The case has been widely reported in Japan, demonstrating the passionate regard with which the humble noodle is held. There are 80,000 ramen shops in Japan, with sales of 800 billion yen (£4 billion) a year, at about 650 yen (£3.25) a bowl. The best among them — such as Aoba, the chain run by Mr Haga — are as celebrated and esteemed as the finest French wine producers.
Ramen reviewers rate the shops for consistency of the noodle, aroma and, above all, the taste of the piping-hot soup stock in which they are served. And it was over this that Mr Kawashima’s anger originated.
By his account, he had teamed up with Mr Haga 15 years ago and shared with him his recipe for stock on the understanding that the two would go into business together. Then Mr Kawashima fell ill, and Mr Haga set up on his own. The shop, Aoba, quickly became a success. Most authoritative ramen critics rate it in their all-time top five, and the single Tokyo outlet eventually grew into a chain of 12.
Mr Kawashima, 57, set up his own shop, Akibaya, which achieved no such acclaim. “I taught him my recipe and management know-how, but he’s been acting as if everything was his idea in magazine interviews and so on,” he said after his arrest. “I haven’t received a word of thanks or apology.”
The key to Aoba’s success lies in the innovation known as “double soup”. Rather than a single stock, Aoba’s chefs prepare two — a rich-tasting one made from pork bones and a plainer one made from fish and kelp.
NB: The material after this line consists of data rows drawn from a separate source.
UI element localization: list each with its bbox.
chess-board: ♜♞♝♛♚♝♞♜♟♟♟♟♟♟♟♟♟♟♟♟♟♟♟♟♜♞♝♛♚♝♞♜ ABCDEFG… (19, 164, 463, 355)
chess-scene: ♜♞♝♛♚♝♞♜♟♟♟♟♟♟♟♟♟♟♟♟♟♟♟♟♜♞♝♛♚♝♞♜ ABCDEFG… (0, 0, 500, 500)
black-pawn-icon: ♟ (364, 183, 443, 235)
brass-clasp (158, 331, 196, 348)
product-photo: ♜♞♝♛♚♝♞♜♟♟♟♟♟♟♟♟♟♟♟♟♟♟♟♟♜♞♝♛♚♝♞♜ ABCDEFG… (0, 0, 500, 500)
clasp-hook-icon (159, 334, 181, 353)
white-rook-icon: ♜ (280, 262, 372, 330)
The two are united in the bowl just before the noodles are added to produce a flavour that delights ramen enthusiasts but which also has a broad appeal. “The soup is perfectly balanced,” Hirosaki Osaki, a ramen expert said.
Mr Kawashima’s ramen, by contrast, is “good for ramen fanatics, but not popular with the public,” according to Mr Osaki. “I don’t believe he was the one who taught Mr Haga the secret of the soup. The taste of Aoba ramen is not something that you can learn.”